El síndrome de Cenicienta
Con la emoción, el príncipe (azul, para más señas) había cenado poco. Algunas cervezas y dos copas le dieron el ánimo suficiente para abordar sin tanta ligereza a la joven que tenía al lado. Era de una belleza extraordinaria y, aunque su cuna fuera incierta, para una aventura veraniega no estaba mal. En el próximo baile la besaría y le haría proposiciones (la honestidad de esas proposiciones tendría que ponerla ella) o, en un apartado, entre las enredaderas del jardín, le metería mano directamente por debajo de su miriñaque.

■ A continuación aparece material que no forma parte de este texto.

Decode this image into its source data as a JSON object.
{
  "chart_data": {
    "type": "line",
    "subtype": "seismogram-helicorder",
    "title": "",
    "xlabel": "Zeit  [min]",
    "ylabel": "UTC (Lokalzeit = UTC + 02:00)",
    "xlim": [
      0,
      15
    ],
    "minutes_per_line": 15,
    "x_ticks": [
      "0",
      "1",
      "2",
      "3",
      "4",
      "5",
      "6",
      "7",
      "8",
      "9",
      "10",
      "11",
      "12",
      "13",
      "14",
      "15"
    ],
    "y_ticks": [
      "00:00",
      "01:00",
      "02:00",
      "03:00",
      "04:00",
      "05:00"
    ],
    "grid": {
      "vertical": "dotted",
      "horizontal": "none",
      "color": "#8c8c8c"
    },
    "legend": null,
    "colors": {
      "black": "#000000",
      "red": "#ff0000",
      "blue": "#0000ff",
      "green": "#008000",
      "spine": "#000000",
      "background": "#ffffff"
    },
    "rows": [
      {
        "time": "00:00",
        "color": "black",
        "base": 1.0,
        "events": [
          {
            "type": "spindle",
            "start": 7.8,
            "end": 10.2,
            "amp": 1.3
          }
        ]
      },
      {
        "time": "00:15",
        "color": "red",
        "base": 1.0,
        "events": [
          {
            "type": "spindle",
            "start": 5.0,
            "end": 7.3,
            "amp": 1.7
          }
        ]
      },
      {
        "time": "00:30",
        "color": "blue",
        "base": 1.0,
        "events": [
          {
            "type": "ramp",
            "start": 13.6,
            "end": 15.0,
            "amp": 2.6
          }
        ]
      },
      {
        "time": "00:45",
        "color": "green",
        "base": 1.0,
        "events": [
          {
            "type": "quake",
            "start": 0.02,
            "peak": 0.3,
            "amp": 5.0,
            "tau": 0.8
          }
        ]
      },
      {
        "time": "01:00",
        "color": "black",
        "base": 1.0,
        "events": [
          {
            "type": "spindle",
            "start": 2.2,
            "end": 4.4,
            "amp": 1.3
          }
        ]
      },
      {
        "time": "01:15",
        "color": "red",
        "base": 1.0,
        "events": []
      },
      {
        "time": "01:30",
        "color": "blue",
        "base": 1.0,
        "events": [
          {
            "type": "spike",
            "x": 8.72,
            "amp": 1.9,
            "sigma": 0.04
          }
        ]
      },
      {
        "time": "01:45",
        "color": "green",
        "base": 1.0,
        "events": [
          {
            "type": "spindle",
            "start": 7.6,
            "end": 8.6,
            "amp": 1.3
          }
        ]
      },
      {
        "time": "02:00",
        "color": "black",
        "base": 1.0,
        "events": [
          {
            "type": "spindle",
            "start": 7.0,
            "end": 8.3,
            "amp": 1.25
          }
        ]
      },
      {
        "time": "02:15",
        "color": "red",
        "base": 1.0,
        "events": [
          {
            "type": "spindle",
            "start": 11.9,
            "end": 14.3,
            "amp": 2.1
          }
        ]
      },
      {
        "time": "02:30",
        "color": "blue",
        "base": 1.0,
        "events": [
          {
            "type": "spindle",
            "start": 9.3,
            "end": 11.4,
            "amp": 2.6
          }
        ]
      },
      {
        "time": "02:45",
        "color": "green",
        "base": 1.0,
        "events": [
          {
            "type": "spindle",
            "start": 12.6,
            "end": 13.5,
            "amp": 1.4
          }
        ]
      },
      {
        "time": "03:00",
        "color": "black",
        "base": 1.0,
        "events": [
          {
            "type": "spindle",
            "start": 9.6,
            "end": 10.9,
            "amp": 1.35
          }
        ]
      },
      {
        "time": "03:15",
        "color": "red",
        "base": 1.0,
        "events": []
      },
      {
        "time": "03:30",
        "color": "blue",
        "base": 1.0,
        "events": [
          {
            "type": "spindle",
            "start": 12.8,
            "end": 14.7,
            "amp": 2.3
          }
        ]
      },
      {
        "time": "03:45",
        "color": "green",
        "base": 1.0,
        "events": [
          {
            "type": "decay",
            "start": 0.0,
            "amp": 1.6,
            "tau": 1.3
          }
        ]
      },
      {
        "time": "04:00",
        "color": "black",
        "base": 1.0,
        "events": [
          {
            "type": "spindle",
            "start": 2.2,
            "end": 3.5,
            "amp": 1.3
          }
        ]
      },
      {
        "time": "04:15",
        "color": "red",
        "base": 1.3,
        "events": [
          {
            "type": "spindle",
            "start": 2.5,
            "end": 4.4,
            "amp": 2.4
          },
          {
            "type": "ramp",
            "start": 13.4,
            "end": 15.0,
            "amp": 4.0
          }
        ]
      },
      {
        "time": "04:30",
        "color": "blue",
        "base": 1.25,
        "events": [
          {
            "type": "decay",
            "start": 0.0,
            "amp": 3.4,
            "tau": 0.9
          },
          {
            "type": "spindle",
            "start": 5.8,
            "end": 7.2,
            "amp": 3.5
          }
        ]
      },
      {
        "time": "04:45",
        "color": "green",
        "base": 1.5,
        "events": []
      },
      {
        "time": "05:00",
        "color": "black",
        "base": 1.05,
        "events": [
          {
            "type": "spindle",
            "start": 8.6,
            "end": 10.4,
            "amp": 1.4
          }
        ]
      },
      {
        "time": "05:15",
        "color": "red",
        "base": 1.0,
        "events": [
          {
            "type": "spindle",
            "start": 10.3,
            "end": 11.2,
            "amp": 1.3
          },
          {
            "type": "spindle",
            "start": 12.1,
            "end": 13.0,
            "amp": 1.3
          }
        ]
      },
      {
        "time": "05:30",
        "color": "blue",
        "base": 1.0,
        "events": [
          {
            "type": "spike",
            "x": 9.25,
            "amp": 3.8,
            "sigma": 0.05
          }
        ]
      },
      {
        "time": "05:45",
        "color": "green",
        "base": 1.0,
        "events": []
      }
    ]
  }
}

Dos vueltas llevaban cuando la campana del reloj, siempre cruel, de palacio, le dio por vomitar sus doce enteras. La excusa fue de lo más peregrina. Que si no sé qué de una calabaza y unos ratones, que si un hada madrina, que si su vestido hecho añicos... No sé qué se metería que corrió como alma que lleva el diablo hasta el fondo de la escalera y con el príncipe ligeramente excitado.
En su carrera perdió un zapato de la talla treinta y cinco, con tacón de aguja y cuerpo de cristal...

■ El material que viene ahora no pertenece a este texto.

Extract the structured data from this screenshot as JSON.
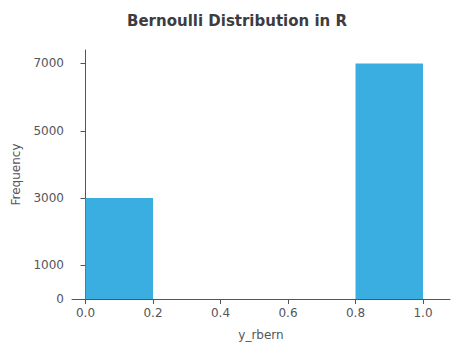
{
  "chart_data": {
    "type": "bar",
    "title": "Bernoulli Distribution in R",
    "xlabel": "y_rbern",
    "ylabel": "Frequency",
    "x": [
      0.0,
      0.8
    ],
    "bar_width": 0.2,
    "values": [
      3000,
      7000
    ],
    "color": "#3aaee0",
    "xlim": [
      -0.04,
      1.08
    ],
    "xticks": [
      {
        "value": 0.0,
        "label": "0.0"
      },
      {
        "value": 0.2,
        "label": "0.2"
      },
      {
        "value": 0.4,
        "label": "0.4"
      },
      {
        "value": 0.6,
        "label": "0.6"
      },
      {
        "value": 0.8,
        "label": "0.8"
      },
      {
        "value": 1.0,
        "label": "1.0"
      }
    ],
    "ylim": [
      0,
      7400
    ],
    "yticks": [
      0,
      1000,
      3000,
      5000,
      7000
    ],
    "grid": false
  }
}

Ni todos somos príncipes ni todas somos Cenicienta, pero sus síndromes atacan a diario.
Siempre hay algún/alguna Cenicienta que pierde un tacón cuando las campanadas advierten su fin. Ya sea por cansancio, por responsabilidades inmediatas, por obligaciones tempranas o por formalidad trasnochada, alguien agua la fiesta: la suya, la de su pareja, la de los demás.
¿Dónde dejamos el carpe diem horaciano? ¿Dónde la sublimidad baudelariana?
¿La crisis aumenta o relaja este síndrome?
¡Líbranos, Señor, de fuguillas Cenicientas y dulcifica la presencia de sus hermanastras que, ni siquiera, se enteran de que el reloj existe!